素晴らしい才能、そして努力だと言っていいだろう。
闘気術も元々レベル4だ。
さすがは王都騎士団の大隊長といったところか。
それが加護(小)の恩恵によりレベル5に上がっており、彼女の戦闘能力は一回り向上したことになる。
社交術もさり気なくレベル2になっている。
第三王女の割に元々のスキルレベルが1だったのは低いような気もするが、あまり突っ込まないでおこう。
さて、ステータスの確認はこれぐらいにしておくか。
「ベアトリクス。
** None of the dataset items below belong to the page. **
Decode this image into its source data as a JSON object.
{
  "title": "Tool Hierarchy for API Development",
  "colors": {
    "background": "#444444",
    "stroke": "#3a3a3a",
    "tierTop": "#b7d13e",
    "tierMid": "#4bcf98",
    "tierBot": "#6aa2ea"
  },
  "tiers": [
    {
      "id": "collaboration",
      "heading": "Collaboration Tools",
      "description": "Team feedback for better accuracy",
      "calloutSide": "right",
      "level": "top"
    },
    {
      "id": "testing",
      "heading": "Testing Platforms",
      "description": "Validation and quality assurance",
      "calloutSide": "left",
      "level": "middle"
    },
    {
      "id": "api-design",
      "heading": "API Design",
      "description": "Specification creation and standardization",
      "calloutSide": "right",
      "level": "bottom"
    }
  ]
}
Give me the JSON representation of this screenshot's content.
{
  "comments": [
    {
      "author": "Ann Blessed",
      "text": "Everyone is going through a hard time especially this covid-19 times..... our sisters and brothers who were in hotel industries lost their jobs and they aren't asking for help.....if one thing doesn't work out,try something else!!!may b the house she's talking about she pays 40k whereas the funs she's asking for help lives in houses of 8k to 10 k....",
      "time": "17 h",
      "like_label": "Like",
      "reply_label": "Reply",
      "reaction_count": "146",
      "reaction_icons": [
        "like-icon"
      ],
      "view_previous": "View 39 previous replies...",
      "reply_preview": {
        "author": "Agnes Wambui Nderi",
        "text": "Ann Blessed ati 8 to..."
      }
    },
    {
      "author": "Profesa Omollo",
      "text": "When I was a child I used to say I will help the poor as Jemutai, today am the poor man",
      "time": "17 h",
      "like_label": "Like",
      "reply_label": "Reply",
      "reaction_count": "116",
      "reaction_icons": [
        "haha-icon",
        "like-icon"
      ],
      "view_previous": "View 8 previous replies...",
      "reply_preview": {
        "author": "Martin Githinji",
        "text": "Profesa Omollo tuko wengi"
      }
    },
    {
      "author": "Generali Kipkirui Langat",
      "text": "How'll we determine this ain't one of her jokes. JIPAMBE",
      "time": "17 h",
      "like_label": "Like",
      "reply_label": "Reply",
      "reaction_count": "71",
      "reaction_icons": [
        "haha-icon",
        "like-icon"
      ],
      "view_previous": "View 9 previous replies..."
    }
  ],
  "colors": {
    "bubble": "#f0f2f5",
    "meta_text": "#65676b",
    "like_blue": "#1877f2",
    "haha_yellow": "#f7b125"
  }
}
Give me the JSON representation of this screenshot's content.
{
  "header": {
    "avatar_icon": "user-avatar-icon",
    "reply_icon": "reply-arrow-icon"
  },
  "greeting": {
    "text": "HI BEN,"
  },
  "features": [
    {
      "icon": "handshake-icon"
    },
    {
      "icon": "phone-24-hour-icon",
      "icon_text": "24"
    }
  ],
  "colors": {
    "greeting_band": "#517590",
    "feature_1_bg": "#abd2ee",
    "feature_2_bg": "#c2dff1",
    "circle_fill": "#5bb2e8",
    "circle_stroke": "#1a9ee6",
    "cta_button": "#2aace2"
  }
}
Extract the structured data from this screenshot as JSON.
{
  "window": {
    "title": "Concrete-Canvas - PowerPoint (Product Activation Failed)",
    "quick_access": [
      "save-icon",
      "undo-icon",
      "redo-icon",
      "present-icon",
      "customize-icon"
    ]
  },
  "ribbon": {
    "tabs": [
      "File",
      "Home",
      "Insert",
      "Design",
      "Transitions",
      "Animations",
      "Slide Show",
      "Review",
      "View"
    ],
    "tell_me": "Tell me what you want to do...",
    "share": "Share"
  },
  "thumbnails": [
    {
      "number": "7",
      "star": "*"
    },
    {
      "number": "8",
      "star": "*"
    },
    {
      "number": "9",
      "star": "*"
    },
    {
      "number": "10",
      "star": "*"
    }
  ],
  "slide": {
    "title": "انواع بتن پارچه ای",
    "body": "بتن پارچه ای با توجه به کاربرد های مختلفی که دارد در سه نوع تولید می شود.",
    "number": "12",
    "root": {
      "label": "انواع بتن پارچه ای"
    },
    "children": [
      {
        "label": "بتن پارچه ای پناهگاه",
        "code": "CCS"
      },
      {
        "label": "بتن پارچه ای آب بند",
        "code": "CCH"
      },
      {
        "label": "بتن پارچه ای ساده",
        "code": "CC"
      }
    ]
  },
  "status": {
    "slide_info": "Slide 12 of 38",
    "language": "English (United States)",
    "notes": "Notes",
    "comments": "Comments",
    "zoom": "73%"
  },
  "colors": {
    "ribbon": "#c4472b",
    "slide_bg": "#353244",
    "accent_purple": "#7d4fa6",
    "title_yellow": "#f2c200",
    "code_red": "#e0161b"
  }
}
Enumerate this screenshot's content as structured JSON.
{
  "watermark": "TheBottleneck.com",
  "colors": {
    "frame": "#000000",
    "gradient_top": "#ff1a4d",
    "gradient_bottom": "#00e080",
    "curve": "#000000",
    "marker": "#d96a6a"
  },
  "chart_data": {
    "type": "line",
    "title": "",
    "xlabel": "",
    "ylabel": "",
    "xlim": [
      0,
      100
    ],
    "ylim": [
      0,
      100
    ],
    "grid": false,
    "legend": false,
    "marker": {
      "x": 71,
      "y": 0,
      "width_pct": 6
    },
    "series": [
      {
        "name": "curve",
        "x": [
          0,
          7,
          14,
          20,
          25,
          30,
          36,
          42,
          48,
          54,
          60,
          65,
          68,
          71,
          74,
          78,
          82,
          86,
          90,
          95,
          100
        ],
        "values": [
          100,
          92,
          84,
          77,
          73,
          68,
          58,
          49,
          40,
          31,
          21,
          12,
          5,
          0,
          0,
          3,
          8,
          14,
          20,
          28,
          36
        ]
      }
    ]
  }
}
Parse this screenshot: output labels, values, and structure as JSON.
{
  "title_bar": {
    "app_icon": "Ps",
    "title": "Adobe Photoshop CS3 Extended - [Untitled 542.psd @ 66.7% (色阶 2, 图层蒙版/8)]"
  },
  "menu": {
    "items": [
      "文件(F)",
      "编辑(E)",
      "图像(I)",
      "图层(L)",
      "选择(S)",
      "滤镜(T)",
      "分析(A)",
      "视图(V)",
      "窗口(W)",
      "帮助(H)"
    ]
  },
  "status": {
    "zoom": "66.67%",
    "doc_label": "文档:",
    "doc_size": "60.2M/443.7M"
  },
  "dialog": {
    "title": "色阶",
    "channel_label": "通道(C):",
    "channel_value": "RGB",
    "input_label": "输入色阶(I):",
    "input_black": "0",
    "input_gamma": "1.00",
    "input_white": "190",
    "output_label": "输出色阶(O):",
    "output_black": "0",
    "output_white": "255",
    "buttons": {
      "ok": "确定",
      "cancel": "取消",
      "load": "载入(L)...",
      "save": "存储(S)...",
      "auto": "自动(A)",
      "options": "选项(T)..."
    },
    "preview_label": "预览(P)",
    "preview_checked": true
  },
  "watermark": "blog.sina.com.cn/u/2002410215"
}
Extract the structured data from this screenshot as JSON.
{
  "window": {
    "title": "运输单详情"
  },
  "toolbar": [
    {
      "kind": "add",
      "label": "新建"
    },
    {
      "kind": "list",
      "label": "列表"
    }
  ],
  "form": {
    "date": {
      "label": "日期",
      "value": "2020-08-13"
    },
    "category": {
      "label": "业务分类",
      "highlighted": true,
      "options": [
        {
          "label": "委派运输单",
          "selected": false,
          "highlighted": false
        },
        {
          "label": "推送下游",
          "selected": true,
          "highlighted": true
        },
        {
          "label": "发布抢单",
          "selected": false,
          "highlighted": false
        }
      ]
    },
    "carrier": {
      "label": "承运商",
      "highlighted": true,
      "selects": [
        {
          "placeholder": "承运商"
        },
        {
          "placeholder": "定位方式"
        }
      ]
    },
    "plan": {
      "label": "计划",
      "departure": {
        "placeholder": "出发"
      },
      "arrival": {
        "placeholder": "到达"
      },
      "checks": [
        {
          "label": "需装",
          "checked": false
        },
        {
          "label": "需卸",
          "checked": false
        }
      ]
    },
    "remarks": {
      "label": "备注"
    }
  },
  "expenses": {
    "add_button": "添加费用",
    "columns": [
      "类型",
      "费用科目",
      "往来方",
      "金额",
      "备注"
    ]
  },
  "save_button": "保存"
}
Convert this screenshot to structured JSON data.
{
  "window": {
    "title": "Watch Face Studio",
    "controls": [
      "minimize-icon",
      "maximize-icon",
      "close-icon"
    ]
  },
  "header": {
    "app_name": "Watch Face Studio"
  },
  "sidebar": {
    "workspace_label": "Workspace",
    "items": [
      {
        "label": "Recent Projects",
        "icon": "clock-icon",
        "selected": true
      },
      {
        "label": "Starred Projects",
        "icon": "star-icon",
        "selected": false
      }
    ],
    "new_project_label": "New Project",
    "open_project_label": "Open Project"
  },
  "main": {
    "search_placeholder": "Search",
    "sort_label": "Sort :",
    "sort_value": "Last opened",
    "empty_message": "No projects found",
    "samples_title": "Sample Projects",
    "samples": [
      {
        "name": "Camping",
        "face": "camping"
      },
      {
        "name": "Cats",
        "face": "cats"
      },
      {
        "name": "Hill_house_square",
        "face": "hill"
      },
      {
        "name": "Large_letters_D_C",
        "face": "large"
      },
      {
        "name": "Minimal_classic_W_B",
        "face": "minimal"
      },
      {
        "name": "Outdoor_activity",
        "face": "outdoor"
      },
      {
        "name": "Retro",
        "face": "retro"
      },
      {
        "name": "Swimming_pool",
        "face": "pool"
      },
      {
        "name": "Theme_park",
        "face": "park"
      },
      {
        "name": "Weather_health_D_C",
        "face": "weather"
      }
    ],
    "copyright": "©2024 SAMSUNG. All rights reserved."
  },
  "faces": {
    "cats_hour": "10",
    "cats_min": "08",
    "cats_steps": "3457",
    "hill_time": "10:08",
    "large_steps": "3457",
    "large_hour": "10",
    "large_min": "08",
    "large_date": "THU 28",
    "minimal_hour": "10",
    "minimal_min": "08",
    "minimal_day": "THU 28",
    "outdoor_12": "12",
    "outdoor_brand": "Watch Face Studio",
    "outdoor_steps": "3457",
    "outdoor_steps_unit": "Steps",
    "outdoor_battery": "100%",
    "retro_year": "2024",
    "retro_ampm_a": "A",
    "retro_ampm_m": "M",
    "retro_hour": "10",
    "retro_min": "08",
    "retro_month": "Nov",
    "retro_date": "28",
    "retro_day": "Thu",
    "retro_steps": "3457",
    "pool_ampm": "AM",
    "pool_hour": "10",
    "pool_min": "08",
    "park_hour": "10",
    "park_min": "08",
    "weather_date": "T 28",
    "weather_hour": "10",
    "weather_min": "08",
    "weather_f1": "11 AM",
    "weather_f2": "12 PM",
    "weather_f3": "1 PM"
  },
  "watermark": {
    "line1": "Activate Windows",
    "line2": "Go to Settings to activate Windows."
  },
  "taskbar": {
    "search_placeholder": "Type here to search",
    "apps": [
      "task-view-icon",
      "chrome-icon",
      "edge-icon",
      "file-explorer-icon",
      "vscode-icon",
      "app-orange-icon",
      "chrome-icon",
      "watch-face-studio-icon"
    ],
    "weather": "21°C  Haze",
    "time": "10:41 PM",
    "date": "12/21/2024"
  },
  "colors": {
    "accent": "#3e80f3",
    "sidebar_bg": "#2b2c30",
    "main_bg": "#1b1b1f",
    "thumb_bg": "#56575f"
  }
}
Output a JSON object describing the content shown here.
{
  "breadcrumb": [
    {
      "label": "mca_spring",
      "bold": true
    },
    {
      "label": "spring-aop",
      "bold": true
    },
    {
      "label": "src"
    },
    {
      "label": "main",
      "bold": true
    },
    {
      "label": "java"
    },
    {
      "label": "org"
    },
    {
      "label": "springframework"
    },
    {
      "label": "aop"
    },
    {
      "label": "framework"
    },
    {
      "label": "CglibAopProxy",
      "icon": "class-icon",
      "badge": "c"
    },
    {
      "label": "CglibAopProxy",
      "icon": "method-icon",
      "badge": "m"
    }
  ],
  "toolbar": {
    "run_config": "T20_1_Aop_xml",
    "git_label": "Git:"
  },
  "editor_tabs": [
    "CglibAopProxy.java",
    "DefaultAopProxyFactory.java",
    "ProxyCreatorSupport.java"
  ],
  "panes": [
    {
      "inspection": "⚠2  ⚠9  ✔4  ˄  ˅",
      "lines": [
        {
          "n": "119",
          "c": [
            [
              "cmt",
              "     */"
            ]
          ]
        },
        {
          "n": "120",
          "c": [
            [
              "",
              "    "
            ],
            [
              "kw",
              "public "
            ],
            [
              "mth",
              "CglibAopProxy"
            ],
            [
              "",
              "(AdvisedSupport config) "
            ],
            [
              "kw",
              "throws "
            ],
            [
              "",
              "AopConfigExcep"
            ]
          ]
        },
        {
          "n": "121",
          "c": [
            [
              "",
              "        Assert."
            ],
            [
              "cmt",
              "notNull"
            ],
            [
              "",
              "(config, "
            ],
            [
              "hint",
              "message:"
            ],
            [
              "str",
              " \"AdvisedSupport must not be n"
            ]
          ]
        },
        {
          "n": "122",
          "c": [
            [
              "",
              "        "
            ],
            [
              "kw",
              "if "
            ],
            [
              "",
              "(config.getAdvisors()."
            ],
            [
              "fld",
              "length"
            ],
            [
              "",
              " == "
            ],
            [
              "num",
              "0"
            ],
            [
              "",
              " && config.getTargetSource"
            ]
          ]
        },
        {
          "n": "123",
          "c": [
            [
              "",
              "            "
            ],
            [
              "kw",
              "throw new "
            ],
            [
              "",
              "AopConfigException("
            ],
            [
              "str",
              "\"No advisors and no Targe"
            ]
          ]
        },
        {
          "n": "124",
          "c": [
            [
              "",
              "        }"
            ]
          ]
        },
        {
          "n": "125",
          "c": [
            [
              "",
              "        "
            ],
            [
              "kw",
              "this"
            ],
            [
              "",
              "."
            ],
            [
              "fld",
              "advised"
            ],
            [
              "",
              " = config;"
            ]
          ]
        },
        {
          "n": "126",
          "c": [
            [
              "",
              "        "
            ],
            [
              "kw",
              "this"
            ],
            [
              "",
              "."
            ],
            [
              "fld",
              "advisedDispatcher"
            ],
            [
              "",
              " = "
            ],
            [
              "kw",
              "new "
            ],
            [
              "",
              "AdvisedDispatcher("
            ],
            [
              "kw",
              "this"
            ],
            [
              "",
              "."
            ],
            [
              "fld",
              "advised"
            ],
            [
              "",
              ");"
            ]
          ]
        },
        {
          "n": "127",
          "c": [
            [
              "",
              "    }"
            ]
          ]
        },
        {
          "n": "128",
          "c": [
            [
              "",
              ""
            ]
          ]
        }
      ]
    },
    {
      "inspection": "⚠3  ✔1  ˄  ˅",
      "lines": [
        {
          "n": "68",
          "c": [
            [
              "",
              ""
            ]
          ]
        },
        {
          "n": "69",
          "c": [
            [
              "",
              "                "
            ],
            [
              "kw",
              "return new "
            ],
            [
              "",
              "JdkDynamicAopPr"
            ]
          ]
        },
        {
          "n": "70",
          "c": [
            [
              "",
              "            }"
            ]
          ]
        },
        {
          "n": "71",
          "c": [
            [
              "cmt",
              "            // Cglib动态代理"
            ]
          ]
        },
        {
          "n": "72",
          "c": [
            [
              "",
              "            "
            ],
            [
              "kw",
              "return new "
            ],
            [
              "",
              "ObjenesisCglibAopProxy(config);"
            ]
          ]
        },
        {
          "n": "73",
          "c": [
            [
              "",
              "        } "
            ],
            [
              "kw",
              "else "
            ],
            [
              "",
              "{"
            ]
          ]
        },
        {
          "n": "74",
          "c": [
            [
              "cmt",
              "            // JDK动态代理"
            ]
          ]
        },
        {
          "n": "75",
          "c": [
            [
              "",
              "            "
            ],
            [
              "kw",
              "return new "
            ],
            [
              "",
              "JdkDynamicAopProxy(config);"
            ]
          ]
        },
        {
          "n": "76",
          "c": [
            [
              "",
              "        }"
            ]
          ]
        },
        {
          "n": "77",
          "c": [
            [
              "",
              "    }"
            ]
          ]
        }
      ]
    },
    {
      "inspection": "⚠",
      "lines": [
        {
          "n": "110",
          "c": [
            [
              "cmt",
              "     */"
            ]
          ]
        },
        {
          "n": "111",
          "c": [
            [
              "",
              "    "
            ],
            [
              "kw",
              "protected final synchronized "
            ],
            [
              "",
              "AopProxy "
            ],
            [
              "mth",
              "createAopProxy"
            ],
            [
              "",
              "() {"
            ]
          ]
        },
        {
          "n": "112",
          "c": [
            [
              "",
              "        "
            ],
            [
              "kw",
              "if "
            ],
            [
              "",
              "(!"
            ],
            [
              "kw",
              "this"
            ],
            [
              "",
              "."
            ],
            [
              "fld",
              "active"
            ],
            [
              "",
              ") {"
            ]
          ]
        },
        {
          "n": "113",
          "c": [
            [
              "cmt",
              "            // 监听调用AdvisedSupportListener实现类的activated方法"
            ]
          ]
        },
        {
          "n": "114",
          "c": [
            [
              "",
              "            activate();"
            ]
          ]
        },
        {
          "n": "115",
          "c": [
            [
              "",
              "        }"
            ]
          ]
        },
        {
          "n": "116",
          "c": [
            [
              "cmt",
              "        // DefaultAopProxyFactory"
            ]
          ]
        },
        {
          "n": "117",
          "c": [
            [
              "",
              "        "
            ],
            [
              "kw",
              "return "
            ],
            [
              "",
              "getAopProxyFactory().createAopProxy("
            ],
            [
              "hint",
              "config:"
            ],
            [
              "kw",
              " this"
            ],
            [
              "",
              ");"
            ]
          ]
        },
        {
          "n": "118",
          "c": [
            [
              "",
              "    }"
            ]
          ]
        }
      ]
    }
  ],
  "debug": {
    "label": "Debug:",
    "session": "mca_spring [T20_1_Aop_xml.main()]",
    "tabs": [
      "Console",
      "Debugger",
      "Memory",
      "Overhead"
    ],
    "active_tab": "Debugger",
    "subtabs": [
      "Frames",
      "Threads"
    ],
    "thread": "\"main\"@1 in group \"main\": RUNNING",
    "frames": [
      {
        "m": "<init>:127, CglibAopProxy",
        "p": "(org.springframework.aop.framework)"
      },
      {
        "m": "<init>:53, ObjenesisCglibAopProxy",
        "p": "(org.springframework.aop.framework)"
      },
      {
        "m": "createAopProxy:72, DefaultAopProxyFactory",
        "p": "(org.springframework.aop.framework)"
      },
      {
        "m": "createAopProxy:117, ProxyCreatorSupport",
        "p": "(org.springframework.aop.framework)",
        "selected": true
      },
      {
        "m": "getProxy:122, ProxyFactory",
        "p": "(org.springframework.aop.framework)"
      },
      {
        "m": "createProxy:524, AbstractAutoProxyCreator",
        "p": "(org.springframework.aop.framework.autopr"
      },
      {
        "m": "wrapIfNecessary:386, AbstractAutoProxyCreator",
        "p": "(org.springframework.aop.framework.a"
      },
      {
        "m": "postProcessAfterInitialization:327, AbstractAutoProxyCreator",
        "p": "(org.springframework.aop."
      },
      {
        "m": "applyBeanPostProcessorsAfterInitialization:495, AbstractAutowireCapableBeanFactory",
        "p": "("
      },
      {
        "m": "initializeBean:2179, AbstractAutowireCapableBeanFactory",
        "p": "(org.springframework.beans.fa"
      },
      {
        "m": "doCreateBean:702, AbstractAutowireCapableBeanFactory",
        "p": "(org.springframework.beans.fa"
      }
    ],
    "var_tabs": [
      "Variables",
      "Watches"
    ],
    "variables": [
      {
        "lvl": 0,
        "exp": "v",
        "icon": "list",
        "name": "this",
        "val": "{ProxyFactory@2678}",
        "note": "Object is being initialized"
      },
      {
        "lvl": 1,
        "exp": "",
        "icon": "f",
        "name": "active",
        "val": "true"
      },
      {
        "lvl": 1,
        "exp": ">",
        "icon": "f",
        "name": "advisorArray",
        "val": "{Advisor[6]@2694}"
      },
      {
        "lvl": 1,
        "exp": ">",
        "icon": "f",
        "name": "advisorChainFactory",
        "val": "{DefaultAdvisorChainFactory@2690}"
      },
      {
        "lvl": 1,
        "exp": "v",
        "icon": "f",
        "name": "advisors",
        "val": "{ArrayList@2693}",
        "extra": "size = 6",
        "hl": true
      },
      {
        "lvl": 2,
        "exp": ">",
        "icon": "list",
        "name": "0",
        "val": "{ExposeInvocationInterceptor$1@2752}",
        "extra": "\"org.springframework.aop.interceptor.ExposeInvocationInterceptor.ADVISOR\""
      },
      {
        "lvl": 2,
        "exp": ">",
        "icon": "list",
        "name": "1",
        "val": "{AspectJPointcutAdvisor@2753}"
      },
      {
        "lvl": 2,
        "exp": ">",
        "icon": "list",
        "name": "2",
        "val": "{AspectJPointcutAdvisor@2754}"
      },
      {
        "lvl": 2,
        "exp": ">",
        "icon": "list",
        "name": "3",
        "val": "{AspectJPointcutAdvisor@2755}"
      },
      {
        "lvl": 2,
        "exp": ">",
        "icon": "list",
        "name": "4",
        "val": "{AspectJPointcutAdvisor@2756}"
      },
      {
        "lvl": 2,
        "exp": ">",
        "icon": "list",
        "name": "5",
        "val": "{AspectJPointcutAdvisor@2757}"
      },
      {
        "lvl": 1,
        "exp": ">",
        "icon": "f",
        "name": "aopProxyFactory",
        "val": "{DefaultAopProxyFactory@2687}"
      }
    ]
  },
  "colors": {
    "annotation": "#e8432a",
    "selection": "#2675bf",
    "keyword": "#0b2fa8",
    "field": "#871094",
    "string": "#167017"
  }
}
俺と婚約したことだし、さらに仲を深めるべきだとは思わないか?」
「え……?」
「俺に任せてくれれば、必ず君を幸せにしてみせる。だから、もっとお互いのことをよく知るべきだと思うんだ」
「それはどういう意味だ?」
「つまり、こういうことだよ」
俺はニヤリと笑いつつ、彼女の体を抱き寄せた。
「なっ!?」
「俺達はもう婚約が内定している身なんだ。遠慮する必要なんてない」
「ちょ、ちょっと待て! こ、心の準備が……」
ベアトリクスは顔を真っ赤にしている。
「大丈夫。優しくするから」
「いや、その……。やはり、まだ早いのではないか? せめて、キスぐらいにとどめておくべきでは……」
「そうか? わかった。なら、まずはキスを……」
俺は彼女の顎をクイっと持ち上げると、そのまま唇を近づけていく。
しかし……。
「うう……! や、やっぱり無理だーー!!!」
ドゴッ!
ベアトリクスはそう叫ぶと、俺を突き飛ばしてきた。
「ぐおっ!」
俺の体は宙を舞い、背中から地面に叩きつけられる。
「あ……。す、すまぬ、ハイブリッジ……」
「だ、だいじょうぶだ……」
咄嵯のことで受け身を取れなかった。
結構痛かったが、まあ、問題ないだろう。
「俺のことは気にしないでくれ。ただ、今の反応を見る限り、どうやら俺たちはまだ清いままでいた方がいいようだな」
「そ、そうだな……」
ベアトリクスは申し訳なさそうに俯いている。
彼女は魅力的な女性だし、一刻も早く手を出したい気持ちはある。
だが、彼女の気持ちも考慮しないとな。
こういうことに対する耐性がなさそうだし、ゆっくりと段階を踏んでいこう。
「だが、いずれは……。その時はよろしく頼むぞ、ハイブリッジ」
「ああ、任せておいてくれ」
俺は笑顔で彼女にそう告げたのだった。